Structure of the β-cyclodextrin•p-hydroxybenzaldehyde inclusion complex in aqueous solution and in the crystalline state

beta-Cyclodextrin (beta-CD) and p-hydroxybenzaldehyde (p-HB) were studied by H-1-NMR in deuterated aqueous solution and the stoichiometry of the resulting complex (1: 1) was determined by the continuous variation method. Inclusion of p-HB in beta-CD was confirmed by the observation of NMR shifts for the inside H5 protons of the beta-CD cavity. In the solid state X-ray analysis was carried out and revealed the detailed structure of the inclusion complex. Two beta-CDs cocrystallize with four p-HB and 9.45 water molecules [2(C6H10O5)(7).4C(7)H(6)O(2).9.45H(2)O] in the triclinic space group P 1 with unit cell parameters: a = 15.262(2), b = 15.728(1), c = 16.350(1) Angstrom, = alpha = 92.67(1)degrees, beta = 96.97(1)degrees, gamma =103.31(1)degrees. The anisotropic refinement of 1973 atomic parameters converged at an R-factor = 0.066 for 10157 data with F-o(2) > 2sigma(F-o(2)). The 2:4 stoichiometry for the beta-CD inclusion complex with p-HB in the crystalline state is different from that obtained in solution. beta-CD forms dimers stabilized by direct O-2(m)_1/O3(m)_1...O-2( n)_2/O3(n)_2 hydrogen bonds (intradimer) and by indirect O6(m)_1...O6(n)_2 hydrogen bonds with one or two bridging water molecules joined in between (interdimer).

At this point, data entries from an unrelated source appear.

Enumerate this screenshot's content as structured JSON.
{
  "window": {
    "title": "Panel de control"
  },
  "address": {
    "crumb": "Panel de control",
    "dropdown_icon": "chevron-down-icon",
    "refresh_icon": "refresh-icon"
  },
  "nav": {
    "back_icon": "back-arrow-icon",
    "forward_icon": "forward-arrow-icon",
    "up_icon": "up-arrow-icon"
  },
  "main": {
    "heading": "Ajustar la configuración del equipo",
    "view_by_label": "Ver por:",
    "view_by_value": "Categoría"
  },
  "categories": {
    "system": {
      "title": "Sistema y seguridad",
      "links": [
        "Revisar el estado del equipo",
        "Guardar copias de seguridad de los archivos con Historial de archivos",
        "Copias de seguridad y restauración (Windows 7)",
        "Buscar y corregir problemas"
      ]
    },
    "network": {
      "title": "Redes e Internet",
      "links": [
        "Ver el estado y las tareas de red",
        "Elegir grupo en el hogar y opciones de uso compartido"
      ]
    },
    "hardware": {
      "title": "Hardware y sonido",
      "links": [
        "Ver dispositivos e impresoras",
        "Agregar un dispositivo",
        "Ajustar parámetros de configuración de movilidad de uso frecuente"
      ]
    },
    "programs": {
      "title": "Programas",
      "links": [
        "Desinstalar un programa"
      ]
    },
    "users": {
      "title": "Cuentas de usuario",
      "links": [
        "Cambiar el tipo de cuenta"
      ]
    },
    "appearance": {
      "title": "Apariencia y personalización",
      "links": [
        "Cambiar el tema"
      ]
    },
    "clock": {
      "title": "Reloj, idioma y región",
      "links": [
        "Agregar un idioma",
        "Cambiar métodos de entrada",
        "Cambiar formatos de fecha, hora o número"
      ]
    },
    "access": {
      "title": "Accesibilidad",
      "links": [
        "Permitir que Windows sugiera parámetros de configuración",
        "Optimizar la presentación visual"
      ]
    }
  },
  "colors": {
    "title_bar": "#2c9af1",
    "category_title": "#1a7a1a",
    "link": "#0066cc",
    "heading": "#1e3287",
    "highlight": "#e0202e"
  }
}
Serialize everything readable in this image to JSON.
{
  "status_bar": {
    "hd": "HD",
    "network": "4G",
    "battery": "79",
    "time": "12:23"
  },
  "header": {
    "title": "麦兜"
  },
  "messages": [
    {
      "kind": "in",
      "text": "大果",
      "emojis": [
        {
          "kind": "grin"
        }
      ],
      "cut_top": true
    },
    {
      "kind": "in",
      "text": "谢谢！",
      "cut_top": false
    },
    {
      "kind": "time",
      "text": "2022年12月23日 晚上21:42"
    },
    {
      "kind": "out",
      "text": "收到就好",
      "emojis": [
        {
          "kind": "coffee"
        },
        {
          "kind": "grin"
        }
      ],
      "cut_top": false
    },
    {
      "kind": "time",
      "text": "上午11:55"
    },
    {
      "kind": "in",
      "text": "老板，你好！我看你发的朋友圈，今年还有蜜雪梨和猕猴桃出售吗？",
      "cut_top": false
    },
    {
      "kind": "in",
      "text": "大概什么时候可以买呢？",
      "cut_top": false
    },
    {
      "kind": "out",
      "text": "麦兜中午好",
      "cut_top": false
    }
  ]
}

These dimers are stacked like coins in a roll constructing infinite channels where the p-HB molecules are included. The p-HB molecules direct their polar CHO and OH groups into the nonpolar beta-CD cavities and are hydrogen bonded to each other, yielding infinite, antiparallel chains. In addition, crystals of the complex were also investigated with thermogravimetry, vibrational spectroscopy (FTIR), and C-13 CP-MAS NMR spectroscopy. The results obtained enabled us to structurally characterize the beta-CD inclusion complex with p-HB.